By the time she started coming to the meetings on the advice of her GP, she was only eating ready meals since she could just peel off the cellophane. Ready meals for breakfast, ready meals for lunch, ready meals for supper. It was the same for Dunc – a 2-year-old reared almost exclusively on Bird’s Eye. When I joined the group a few months on, Jaz (and Dunc) had graduated from just ready meals to ready meals along with pasta and vegetables so long as they came in a frozen bag and she didn’t have to touch them before cooking. Now, she let them eat most things, apart from fruit by hand, but she still came along every other week so we could whisper in the back row. We made an unlikely pair – me, the bookish 32-year-old in ugly shoes and Jaz, the forty-something hairdresser always wearing animal print – but we’d become close. Although outwardly very different, we both knew what it was like to feel as if we’d lost control of our own brains, as if we were being operated by an internal puppeteer constantly giving us pointless and exhausting tasks.
‘You all right?’ I checked, looking from Dunc on the floor to Jaz. Today she was wearing a white T-shirt over a pair of snakeskin leggings.
She sighed again. ‘Yeah, just dead as a dingo.’ Jaz often confused her expressions. A couple of weeks ago she’d complained to Stephen of feeling as if she was between ‘a sock and a hard place’.
‘Dodo,’ I corrected.
‘One full colour and three perms today. Three! Honestly, these women. What were they thinking? And then I had to rush to school to get this one.’ She nodded at Dunc and I glanced at the phone screen to see he was watching some sort of nature documentary, a lioness tearing into the hind leg of an unlucky zebra.
‘What’s going on with you though?’ she added. ‘Why the good mood?’
I didn’t immediately answer. I just smiled at her.
Jaz leant forward in her small seat. ‘Why you looking like that?’
‘Got asked out today.’ I’d been bursting to tell Eugene all afternoon but every time I nearly did, the door would ring and someone else came in to escape the rain.
‘What d’you mean? By a guy?’
‘Yes!
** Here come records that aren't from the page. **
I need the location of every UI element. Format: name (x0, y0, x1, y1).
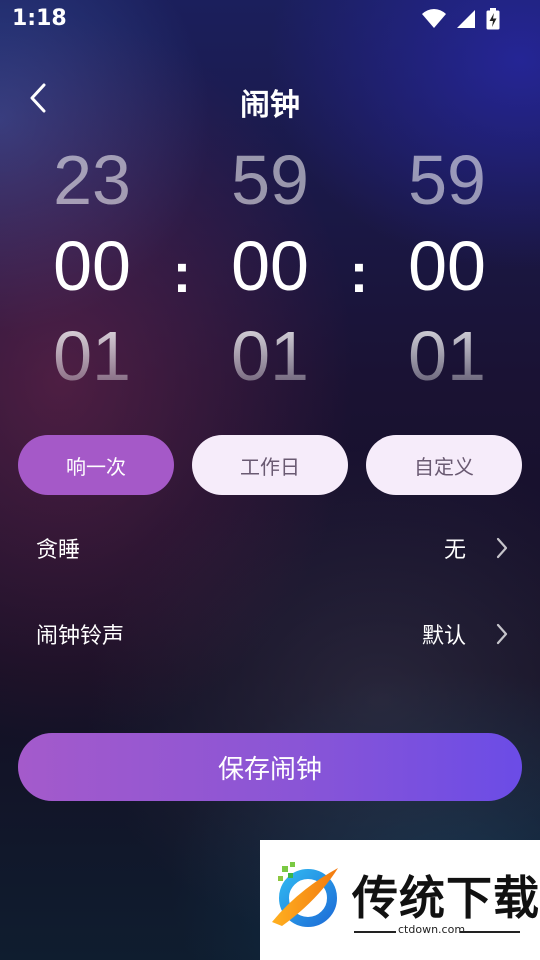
second-next[interactable]: 01 (387, 316, 507, 396)
repeat-custom-button[interactable]: 自定义 (366, 435, 522, 495)
divider (460, 931, 520, 933)
hour-prev[interactable]: 23 (32, 140, 152, 220)
minute-wheel[interactable]: 59 00 01 (210, 140, 330, 400)
snooze-setting-row[interactable]: 贪睡 无 (0, 518, 540, 578)
ringtone-value: 默认 (421, 624, 466, 649)
brand-name: 传统下载 (352, 871, 540, 925)
minute-current[interactable]: 00 (210, 226, 330, 306)
time-separator: : (172, 241, 192, 304)
repeat-workday-button[interactable]: 工作日 (192, 435, 348, 495)
watermark: 传统下载 ctdown.com (260, 840, 540, 960)
wifi-icon (422, 9, 446, 33)
save-alarm-button[interactable]: 保存闹钟 (18, 733, 522, 801)
brand-site: ctdown.com (398, 923, 466, 936)
brand-logo (272, 862, 338, 927)
hour-next[interactable]: 01 (32, 316, 152, 396)
repeat-options: 响一次 工作日 自定义 (18, 435, 522, 495)
snooze-label: 贪睡 (36, 538, 81, 563)
status-icons (422, 8, 500, 34)
page-title: 闹钟 (240, 88, 300, 123)
snooze-value: 无 (443, 538, 466, 563)
time-separator: : (349, 241, 369, 304)
minute-prev[interactable]: 59 (210, 140, 330, 220)
minute-next[interactable]: 01 (210, 316, 330, 396)
header: 闹钟 (0, 70, 540, 130)
status-bar: 1:18 (0, 0, 540, 38)
time-picker: 23 00 01 : 59 00 01 : 59 00 01 (0, 140, 540, 400)
divider (354, 931, 396, 933)
second-prev[interactable]: 59 (387, 140, 507, 220)
repeat-once-button[interactable]: 响一次 (18, 435, 174, 495)
second-current[interactable]: 00 (387, 226, 507, 306)
hour-wheel[interactable]: 23 00 01 (32, 140, 152, 400)
ringtone-setting-row[interactable]: 闹钟铃声 默认 (0, 604, 540, 664)
chevron-right-icon (496, 623, 508, 645)
battery-charging-icon (486, 8, 500, 34)
hour-current[interactable]: 00 (32, 226, 152, 306)
signal-icon (456, 9, 476, 33)
second-wheel[interactable]: 59 00 01 (387, 140, 507, 400)
status-time: 1:18 (12, 6, 67, 31)
chevron-right-icon (496, 537, 508, 559)
ringtone-label: 闹钟铃声 (36, 624, 125, 649)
Thank you very much for looking so astonished.’
Jaz whooped and jumped up, clapping with delight. ‘Serious? You going?’
‘Everything all right, Jasmine?’ Stephen looked up from his custard creams. He was a man almost as round as he was tall who could have been mistaken for an IT teacher – short grey hair, black glasses, always wore short-sleeved shirts with a tie. Nerdy but kind. He saw himself as a south London shepherd, trying to help his flock every other week with a ninety-minute discussion and biscuits.
‘All fine, Stephen, don’t you worry,’ said Jaz. ‘Just found out that your woman here’s got a date.’
I hissed as I sat. ‘Shhhhhh, not everyone needs to know.’
‘My congratulations to Florence,’ said Stephen. ‘And, Jasmine, as you’re clearly so full of beans, you can be today’s tea monitor.’
Jaz winked at me and headed for Stephen’s kettle, plugged in in the corner behind the classroom sandpit. I fished my phone from my bag. No message yet but it was probably too soon.
I put my phone face down in my lap and looked around as the others started arriving. Notable members of our group included Mary, a middle-aged accountant who had a phobia of buttons; Elijah, who ran a nearby dry cleaners and was obsessed with conspiracy theories; Lenka, a nurse who suffered hypochondria, and Seamus, a Dubliner who’d been diagnosed as a compulsive hoarder and lived in a Pimlico flat full of newspapers that dated back to the Sixties. The council was trying to kick him out but Seamus kept coming up with legal reasons to stop them.